The struggle between our desire to transcend the nightmare of P-B and our fear of doing so meet in the present moment with our choice to react or respond. Jon Kabat-Zinn was speaking of the survival strategy of the false self when he wrote: “At some level, people know they have elaborate patterns to keep themselves as far away from that deep experience as possible.”[xiv]

Seth refers to a profound response such as that made possible by The Point of Power Practice and the process of reconditioning or behavior modification which can change our reactions into responses, our fears into compassion. “Your desire of belief will literally be reaching back into time, teaching the nerves new tricks. Definite reorganizations in that past will occur in your present, allowing you to behave in entirely new fashions.”[xv]

We have come full circle in this article as we return to the perfection of the present moment. Sakyuong Mipham Rinpoche, the son of the important Buddhist teacher and founder of Naropa University, Trungpa Rinpoche, completes our exploration of transcendence. “We are saying that perfectly endowed, complete enlightenment begins with our motivation to regard everything we experience right now—and the whole world—as perfect and pristine. We call this the motivation of great purity and great equality. As Vajrayana practitioners, we are asked to develop the motivation to wake up and see ourselves and the world as we truly are.”[xvi]

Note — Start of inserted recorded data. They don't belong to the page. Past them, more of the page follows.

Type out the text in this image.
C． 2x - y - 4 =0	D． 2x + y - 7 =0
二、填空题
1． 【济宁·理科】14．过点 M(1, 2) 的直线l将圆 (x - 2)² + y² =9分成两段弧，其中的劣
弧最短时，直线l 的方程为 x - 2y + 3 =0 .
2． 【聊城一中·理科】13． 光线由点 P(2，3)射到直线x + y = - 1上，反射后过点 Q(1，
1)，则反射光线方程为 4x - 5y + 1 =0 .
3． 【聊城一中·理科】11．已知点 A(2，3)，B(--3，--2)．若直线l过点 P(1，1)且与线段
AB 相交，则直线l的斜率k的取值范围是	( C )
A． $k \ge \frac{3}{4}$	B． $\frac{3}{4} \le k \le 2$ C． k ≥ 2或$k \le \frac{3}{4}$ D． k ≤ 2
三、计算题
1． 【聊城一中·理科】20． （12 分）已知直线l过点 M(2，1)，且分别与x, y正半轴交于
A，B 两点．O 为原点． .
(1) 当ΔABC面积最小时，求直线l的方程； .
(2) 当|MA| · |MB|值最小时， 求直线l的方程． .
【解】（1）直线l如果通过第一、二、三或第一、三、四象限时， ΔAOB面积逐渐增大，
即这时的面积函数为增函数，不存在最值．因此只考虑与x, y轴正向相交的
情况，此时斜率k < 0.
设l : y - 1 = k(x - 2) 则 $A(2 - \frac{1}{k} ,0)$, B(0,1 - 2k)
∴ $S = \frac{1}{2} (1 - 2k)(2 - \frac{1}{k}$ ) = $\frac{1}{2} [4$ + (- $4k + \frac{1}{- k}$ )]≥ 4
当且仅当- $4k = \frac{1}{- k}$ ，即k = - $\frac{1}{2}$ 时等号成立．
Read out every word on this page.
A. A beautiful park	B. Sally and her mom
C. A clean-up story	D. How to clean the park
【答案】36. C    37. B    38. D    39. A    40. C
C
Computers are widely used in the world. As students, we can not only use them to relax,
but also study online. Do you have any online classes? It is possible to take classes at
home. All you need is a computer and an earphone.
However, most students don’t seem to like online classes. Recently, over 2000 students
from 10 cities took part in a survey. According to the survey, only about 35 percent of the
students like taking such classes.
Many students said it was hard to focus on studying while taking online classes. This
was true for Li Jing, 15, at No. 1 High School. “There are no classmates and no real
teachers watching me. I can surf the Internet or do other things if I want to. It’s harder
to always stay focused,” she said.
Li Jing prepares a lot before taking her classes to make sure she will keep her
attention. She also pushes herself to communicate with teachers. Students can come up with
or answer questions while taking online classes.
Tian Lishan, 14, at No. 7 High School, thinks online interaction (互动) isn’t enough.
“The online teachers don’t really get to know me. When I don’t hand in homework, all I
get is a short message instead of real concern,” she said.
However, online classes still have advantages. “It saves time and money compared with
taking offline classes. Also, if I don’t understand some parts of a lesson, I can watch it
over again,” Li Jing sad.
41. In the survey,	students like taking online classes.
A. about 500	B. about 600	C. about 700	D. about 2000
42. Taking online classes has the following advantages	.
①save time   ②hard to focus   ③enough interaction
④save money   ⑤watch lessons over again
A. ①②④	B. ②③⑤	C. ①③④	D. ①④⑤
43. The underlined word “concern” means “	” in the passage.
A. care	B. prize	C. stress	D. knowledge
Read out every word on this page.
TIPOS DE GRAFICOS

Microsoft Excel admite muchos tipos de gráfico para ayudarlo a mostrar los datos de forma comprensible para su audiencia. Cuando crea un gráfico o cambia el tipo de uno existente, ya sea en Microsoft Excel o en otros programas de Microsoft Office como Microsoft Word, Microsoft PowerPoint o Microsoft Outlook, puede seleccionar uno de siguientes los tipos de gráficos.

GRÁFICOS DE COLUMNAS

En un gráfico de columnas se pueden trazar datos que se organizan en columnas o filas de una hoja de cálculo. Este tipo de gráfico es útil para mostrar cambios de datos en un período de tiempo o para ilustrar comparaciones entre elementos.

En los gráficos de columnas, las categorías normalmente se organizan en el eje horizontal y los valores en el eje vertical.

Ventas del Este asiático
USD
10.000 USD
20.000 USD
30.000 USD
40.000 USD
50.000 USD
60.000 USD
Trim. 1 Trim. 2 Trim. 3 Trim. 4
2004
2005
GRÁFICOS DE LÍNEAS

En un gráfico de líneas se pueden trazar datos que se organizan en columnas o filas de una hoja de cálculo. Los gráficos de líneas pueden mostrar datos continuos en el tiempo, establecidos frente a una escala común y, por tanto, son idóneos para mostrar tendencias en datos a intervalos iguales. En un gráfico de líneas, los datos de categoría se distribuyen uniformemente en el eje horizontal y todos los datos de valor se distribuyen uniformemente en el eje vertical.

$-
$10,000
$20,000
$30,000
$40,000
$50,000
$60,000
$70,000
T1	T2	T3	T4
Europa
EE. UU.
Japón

We are being asked to stop making transcendence complicated, difficult and remote (P-B). We are being asked to embrace Simple Reality (P-A).


[i]       Cohen, Andrew and Wilber, Ken. “The Guru and the Pandit, Following the Grain of the Kosmos, Dialog V.” What is Enlightenment? Lennox, Massachusetts, May-July 2004, p. 47.

[ii]       Ibid.

[iii]      Miller, Arthur. A View from the Bridge. New York: Viking Press, 1955, no page.

[iv]      Wilber, Ken. “Letters.” What is Enlightenment? Lennox, Massachusetts, Spring/Summer 1999, p. 8.

[v]       Moore, Thomas. Dark Nights of the Soul. New York: Gotham, 2004, p. 24.

[vi]      Wilber, op. cit., p. 8.

[vii]     Ibid.

[viii]     Ibid., p. 9.

[ix]      Jung, C. G. Abstracts of the Collected Works of C. G. Jung. Rockville, Maryland: NIMH, 1978, p. 46.

[x]       Roberts, Jane. The Nature of Personal Reality. New York: Bantam, 1974, p. 157.

[xi]      Ibid.

[xii]     Johnson, Clive [ed.]. Vedanta: An Anthology of Hindu Scripture, Commentary, and Poetry. New York: Bantam, 1971, p. 259.

[xiii]     Capra, Fritjof. The Tao of Physics. New York: Bantam, 1975, p. 14.

[xiv]     Kabat-Zinn, Jon. Wherever You Go, There You Are. New York: Hyperion, 1994, p. 32.

[xv]     Roberts, op. cit., p. 293.

[xvi]     Rinpoche, Sakyong Mipham. “Seeing the Essence of Phenomena as Wisdom.” Shambhala Sun. Boulder, Colorado, May 2004, p. 46.